The results -from my Information Retrieval system- show that we are looking at the following concepts :

Methyltransferases, DNA Methylation, protein stability and protein interaction, Post translational modifications, Proteasome, histone methyltransferases (subset of methyltransferases), histone deacetylase

Plugging the genes that had multiple entries leads to the above results plus ATP hydrolysis which makes it to the ranking list as well as retinoic acid , STAT3 and G Actin.

Interestingly @TamaraRC hypothesis discusses BHMT Gene which is a methyltransferase (tagging @DMissa) . The thread of this hypothesis can be found here : https://www.s4me.info/threads/a-sys...nergic-imbalance-in-me-cfs-2025-carnac.44116/

Just in case, I contacted @TamaraRC to see whether issues in any other methyltransferases could lead to problems according to her hypothesis (mentioning this in case anyone else wishes to comment)

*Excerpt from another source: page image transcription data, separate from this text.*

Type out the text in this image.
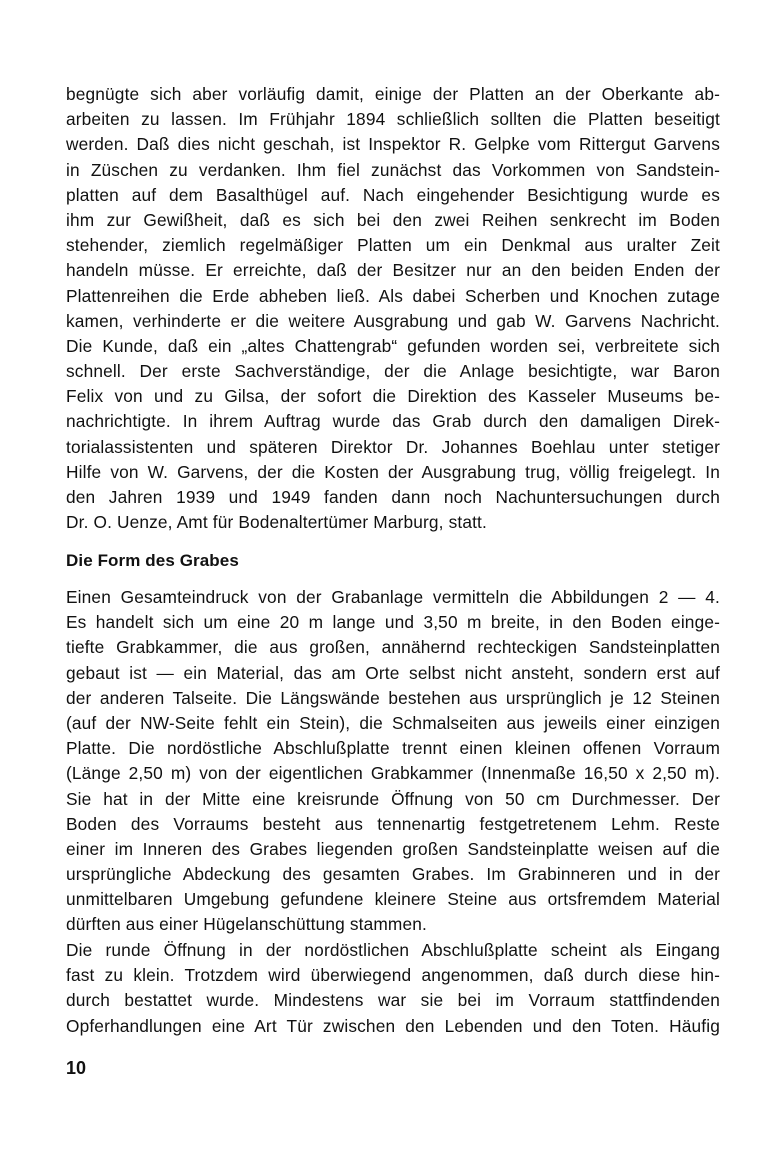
begnügte sich aber vorläufig damit, einige der Platten an der Oberkante ab-
arbeiten zu lassen. Im Frühjahr 1894 schließlich sollten die Platten beseitigt
werden. Daß dies nicht geschah, ist Inspektor R. Gelpke vom Rittergut Garvens
in Züschen zu verdanken. Ihm fiel zunächst das Vorkommen von Sandstein-
platten auf dem Basalthügel auf. Nach eingehender Besichtigung wurde es
ihm zur Gewißheit, daß es sich bei den zwei Reihen senkrecht im Boden
stehender, ziemlich regelmäßiger Platten um ein Denkmal aus uralter Zeit
handeln müsse. Er erreichte, daß der Besitzer nur an den beiden Enden der
Plattenreihen die Erde abheben ließ. Als dabei Scherben und Knochen zutage
kamen, verhinderte er die weitere Ausgrabung und gab W. Garvens Nachricht.
Die Kunde, daß ein „altes Chattengrab“ gefunden worden sei, verbreitete sich
schnell. Der erste Sachverständige, der die Anlage besichtigte, war Baron
Felix von und zu Gilsa, der sofort die Direktion des Kasseler Museums be-
nachrichtigte. In ihrem Auftrag wurde das Grab durch den damaligen Direk-
torialassistenten und späteren Direktor Dr. Johannes Boehlau unter stetiger
Hilfe von W. Garvens, der die Kosten der Ausgrabung trug, völlig freigelegt. In
den Jahren 1939 und 1949 fanden dann noch Nachuntersuchungen durch
Dr. O. Uenze, Amt für Bodenaltertümer Marburg, statt.
Die Form des Grabes
Einen Gesamteindruck von der Grabanlage vermitteln die Abbildungen 2 — 4.
Es handelt sich um eine 20 m lange und 3,50 m breite, in den Boden einge-
tiefte Grabkammer, die aus großen, annähernd rechteckigen Sandsteinplatten
gebaut ist — ein Material, das am Orte selbst nicht ansteht, sondern erst auf
der anderen Talseite. Die Längswände bestehen aus ursprünglich je 12 Steinen
(auf der NW-Seite fehlt ein Stein), die Schmalseiten aus jeweils einer einzigen
Platte. Die nordöstliche Abschlußplatte trennt einen kleinen offenen Vorraum
(Länge 2,50 m) von der eigentlichen Grabkammer (Innenmaße 16,50 x 2,50 m).
Sie hat in der Mitte eine kreisrunde Öffnung von 50 cm Durchmesser. Der
Boden des Vorraums besteht aus tennenartig festgetretenem Lehm. Reste
einer im Inneren des Grabes liegenden großen Sandsteinplatte weisen auf die
ursprüngliche Abdeckung des gesamten Grabes. Im Grabinneren und in der
unmittelbaren Umgebung gefundene kleinere Steine aus ortsfremdem Material
dürften aus einer Hügelanschüttung stammen.
Die runde Öffnung in der nordöstlichen Abschlußplatte scheint als Eingang
fast zu klein. Trotzdem wird überwiegend angenommen, daß durch diese hin-
durch bestattet wurde. Mindestens war sie bei im Vorraum stattfindenden
Opferhandlungen eine Art Tür zwischen den Lebenden und den Toten. Häufig
10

Please note : I did not verify gene extractions manually so far, I will try to do so ASAP.
 
So I did some preprocessing to extract all genes from the links @forestglip gave, identify which genes are duplicated and feeded them to the information retrieval system I have been using.
Just want to be sure I understand. You noted down all genes that are included in any of the top gene sets? And identified if they're duplicated in what way?
 
It's still an interesting question - does an infection have lasting implications on sperm health (especially in men who go on to develop ME/CFS)? And, if so, could that tell us something about what might be happening to neurons?

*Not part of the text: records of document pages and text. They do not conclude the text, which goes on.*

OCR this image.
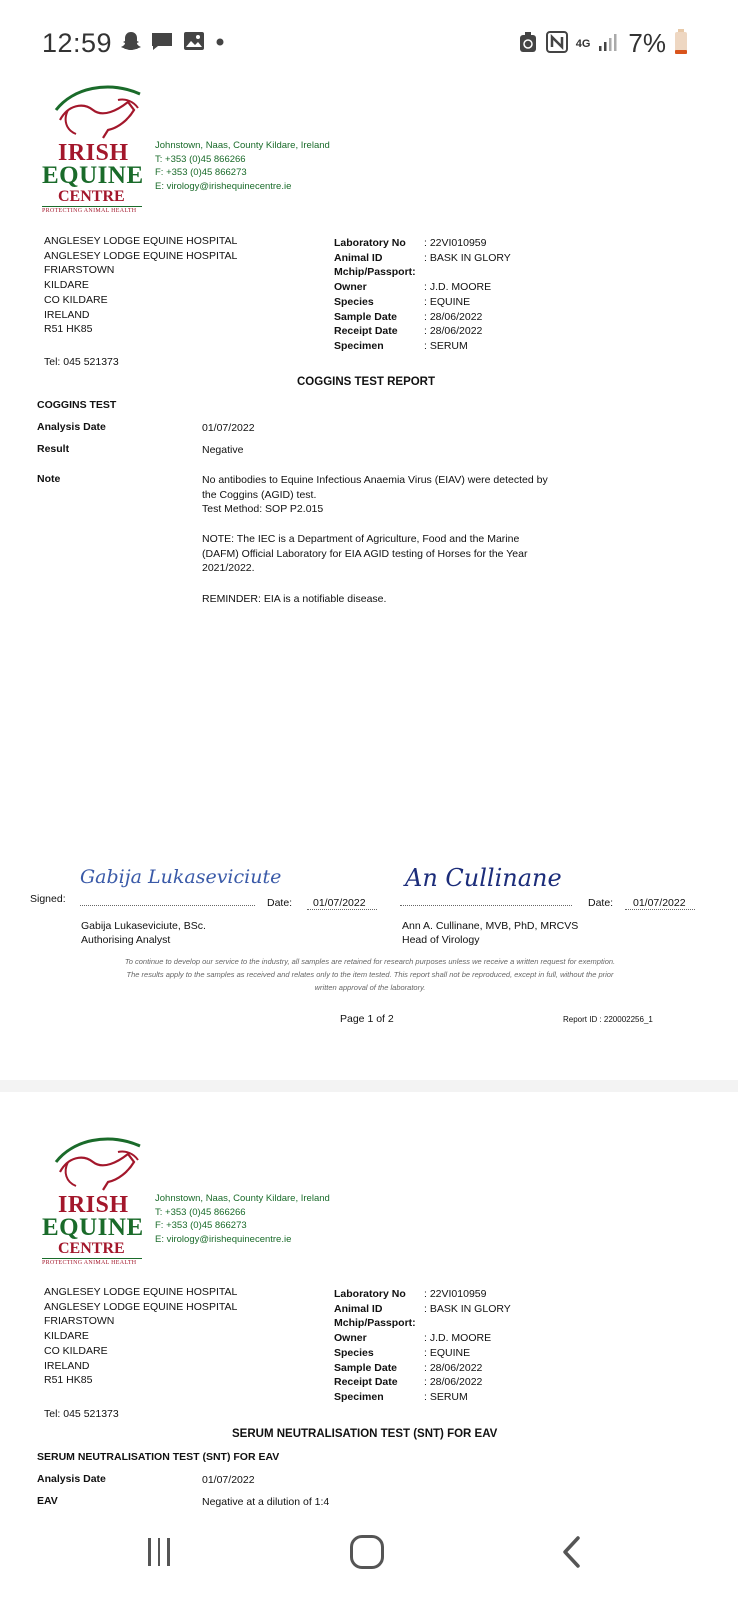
12:59	4G 7%
IRISH
EQUINE
CENTRE
PROTECTING ANIMAL HEALTH
Johnstown, Naas, County Kildare, Ireland
T: +353 (0)45 866266
F: +353 (0)45 866273
E: virology@irishequinecentre.ie
ANGLESEY LODGE EQUINE HOSPITAL
ANGLESEY LODGE EQUINE HOSPITAL
FRIARSTOWN
KILDARE
CO KILDARE
IRELAND
R51 HK85
Laboratory No	: 22VI010959
Animal ID	: BASK IN GLORY
Mchip/Passport:
Owner	: J.D. MOORE
Species	: EQUINE
Sample Date	: 28/06/2022
Receipt Date	: 28/06/2022
Specimen	: SERUM
Tel: 045 521373
COGGINS TEST REPORT
COGGINS TEST
Analysis Date	01/07/2022
Result	Negative
Note	No antibodies to Equine Infectious Anaemia Virus (EIAV) were detected by
the Coggins (AGID) test.
Test Method: SOP P2.015
NOTE: The IEC is a Department of Agriculture, Food and the Marine
(DAFM) Official Laboratory for EIA AGID testing of Horses for the Year
2021/2022.
REMINDER: EIA is a notifiable disease.
Signed:
Gabija Lukaseviciute
Gabija Lukaseviciute, BSc.
Authorising Analyst
Date: 01/07/2022
An Cullinane
Ann A. Cullinane, MVB, PhD, MRCVS
Head of Virology
Date: 01/07/2022
To continue to develop our service to the industry, all samples are retained for research purposes unless we receive a written request for exemption.
The results apply to the samples as received and relates only to the item tested. This report shall not be reproduced, except in full, without the prior
written approval of the laboratory.
Page 1 of 2	Report ID : 220002256_1
IRISH
EQUINE
CENTRE
PROTECTING ANIMAL HEALTH
Johnstown, Naas, County Kildare, Ireland
T: +353 (0)45 866266
F: +353 (0)45 866273
E: virology@irishequinecentre.ie
ANGLESEY LODGE EQUINE HOSPITAL
ANGLESEY LODGE EQUINE HOSPITAL
FRIARSTOWN
KILDARE
CO KILDARE
IRELAND
R51 HK85
Laboratory No	: 22VI010959
Animal ID	: BASK IN GLORY
Mchip/Passport:
Owner	: J.D. MOORE
Species	: EQUINE
Sample Date	: 28/06/2022
Receipt Date	: 28/06/2022
Specimen	: SERUM
Tel: 045 521373
SERUM NEUTRALISATION TEST (SNT) FOR EAV
SERUM NEUTRALISATION TEST (SNT) FOR EAV
Analysis Date	01/07/2022
EAV	Negative at a dilution of 1:4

Sperm are cells with a big demand for energy, and, unlike neurons, they are easy to get hold of. That might make for relatively easy investigations. I don't think much is known about sperm from men with ME/CFS.

There are reports of decreased sperm motility many months after infections like Zika. e.g.
Potential effect of Zika virus infection on human male fertility?
Stumbled on this and thought of your question, @Hutan . There seem to be a bunch of studies on COVID-19 and sperm.
In one study, impairments to sperm count, semen volume, motility, sperm morphology and sperm concentration were reported in individuals with long COVID compared with control individuals, and were correlated with elevated levels of cytokines and the presence of caspase 8, caspase 9 and caspase 3 in seminal fluid132.[Quoted in https://www.nature.com/articles/s41579-022-00846-2. Reference 132: https://rep.bioscientifica.com/view/journals/rep/161/3/REP-20-0382.xml
 
Just want to be sure I understand. You noted down all genes that are included in any of the top gene sets? And identified if they're duplicated in what way?

OK, I began by taking the first set of genes s1 by following this link : https://www.gsea-msigdb.org/gsea/msigdb/human/geneset/GOCC_SWI_SNF_COMPLEX and clicked on the "(show 30 source identifiers mapped to 30 genes)". This is the first set of genes, which were extracted.

Then I did the same for s2....s29, which is total 30 sets.

I then created a list L1 containing the unique names of these genes and a second list L2 which contained only genes that had more than one appearances across the 30 sets. Then I submitted L1 and L2 to the Information retrieval system.
 
OK, I began by taking the first set of genes s1 by following this link : https://www.gsea-msigdb.org/gsea/msigdb/human/geneset/GOCC_SWI_SNF_COMPLEX and clicked on the "(show 30 source identifiers mapped to 30 genes)". This is the first set of genes, which were extracted.

Then I did the same for s2....s29, which is total 30 sets.

I then created a list L1 containing the unique names of these genes and a second list L2 which contained only genes that had more than one appearances across the 30 sets. Then I submitted L1 and L2 to the Information retrieval system.
Oh, I don't think this will tell us much. Most of the genes in those gene sets were not important, and the gene sets themselves might not be the best groupings of the genes that were important. Potentially, the overall gene sets/pathways themselves might provide clues, but I wouldn't do anything with specific genes in them, especially if the attention scores for those genes weren't high at all in the model.

And replication across gene sets isn't useful. It just means a gene is involved in more than one pathway, and we aren't sure which, if any, is the important one in ME/CFS.